Handshakes and hugs: why the science of touch is essential to our wellbeing
Press release issued: 28 March 2023
Why is a hugged person a healthier person? How does a shared handshake make you more likely to tell the truth? University of Bristol social neuroscientist, Professor Michael Banissy, one of the foremost experts on touch, explores the fascinating new science of one of our most overlooked senses in 'When we touch', published this week [30 March].
From the moment we are born, touch is central to our development and wellbeing, yet we live in a world where relationships are increasingly remote and touchless.
Inspired by 'touch hunger' — a modern epidemic in our distanced world, Professor Banissy draws on one of the world’s largest studies across 112 countries to understand what touch means, how it impacts our wellness and why it is essential for healthy development.
Professor Banissy said: "Touch is one of our most overlooked senses, we rarely take notice of it, but we rely on it every day of our lives to help us connect with those around us.

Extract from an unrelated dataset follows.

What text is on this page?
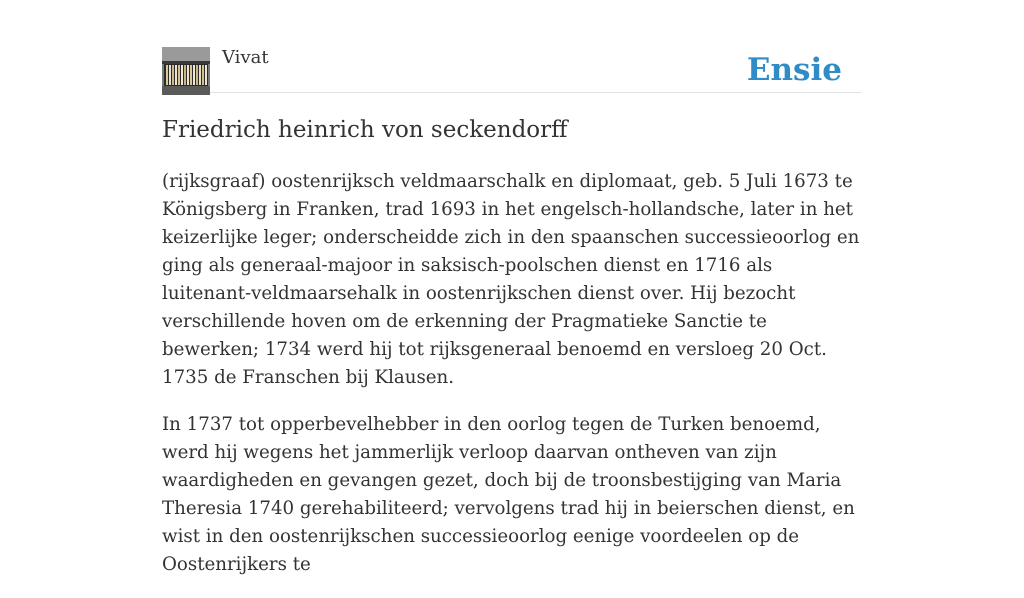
Vivat	Ensie
Friedrich heinrich von seckendorff

(rijksgraaf) oostenrijksch veldmaarschalk en diplomaat, geb. 5 Juli 1673 te Königsberg in Franken, trad 1693 in het engelsch-hollandsche, later in het keizerlijke leger; onderscheidde zich in den spaanschen successieoorlog en ging als generaal-majoor in saksisch-poolschen dienst en 1716 als luitenant-veldmaarsehalk in oostenrijkschen dienst over. Hij bezocht verschillende hoven om de erkenning der Pragmatieke Sanctie te bewerken; 1734 werd hij tot rijksgeneraal benoemd en versloeg 20 Oct. 1735 de Franschen bij Klausen.

In 1737 tot opperbevelhebber in den oorlog tegen de Turken benoemd, werd hij wegens het jammerlijk verloop daarvan ontheven van zijn waardigheden en gevangen gezet, doch bij de troonsbestijging van Maria Theresia 1740 gerehabiliteerd; vervolgens trad hij in beierschen dienst, en wist in den oostenrijkschen successieoorlog eenige voordeelen op de Oostenrijkers te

"The bonds that touch helps us build and maintain are important. Research has shown that sharing supportive touch can buffer against stress and anxiety, reduce pain, lower blood pressure, and even boost our immune system.
"Even the briefest touch, like a gentle pat on the shoulder or a handshake, can profoundly impact our emotions and decision-making processes. These subtle forms of touch can influence a range of social behaviours, like building trust and promoting cooperation.
"From exploring the role of touch in relationships and wellness to uncovering the neural mechanisms behind why caring touch feels good, research is increasingly staking up to show that touch matters. It has revealed the nuanced nature of our sense of touch and shed light on the importance of touch in our daily lives. We know that touch is something that affects us all – yet it is more powerful and complex than we might first think."
About Michael Banissy
Michael Banissy is an award-winning Professor and Head of the School of Psychological Science at the University of Bristol. An expert in social interactions and relationships, Michael has worked as a social neuroscientist for over ten years, producing over 100 publications that have been featured in many media outlets worldwide. He studies affection, communication, empathy, sleep, and touch. Michael has received awards from the British Psychological Society and the European Society of Cognitive Psychology for outstanding contributions to psychological research. He has also been recognised for his engagement with the public and industry. Michael appears regularly on the BBC and has been featured across various outlets, including Cosmopolitan, ESPN, National Public Radio, Scientific American, The Times, Vice, and many more. He is also part of the Royal Society Industry Fellows College and commonly works with organisations to apply psychological science in the workplace.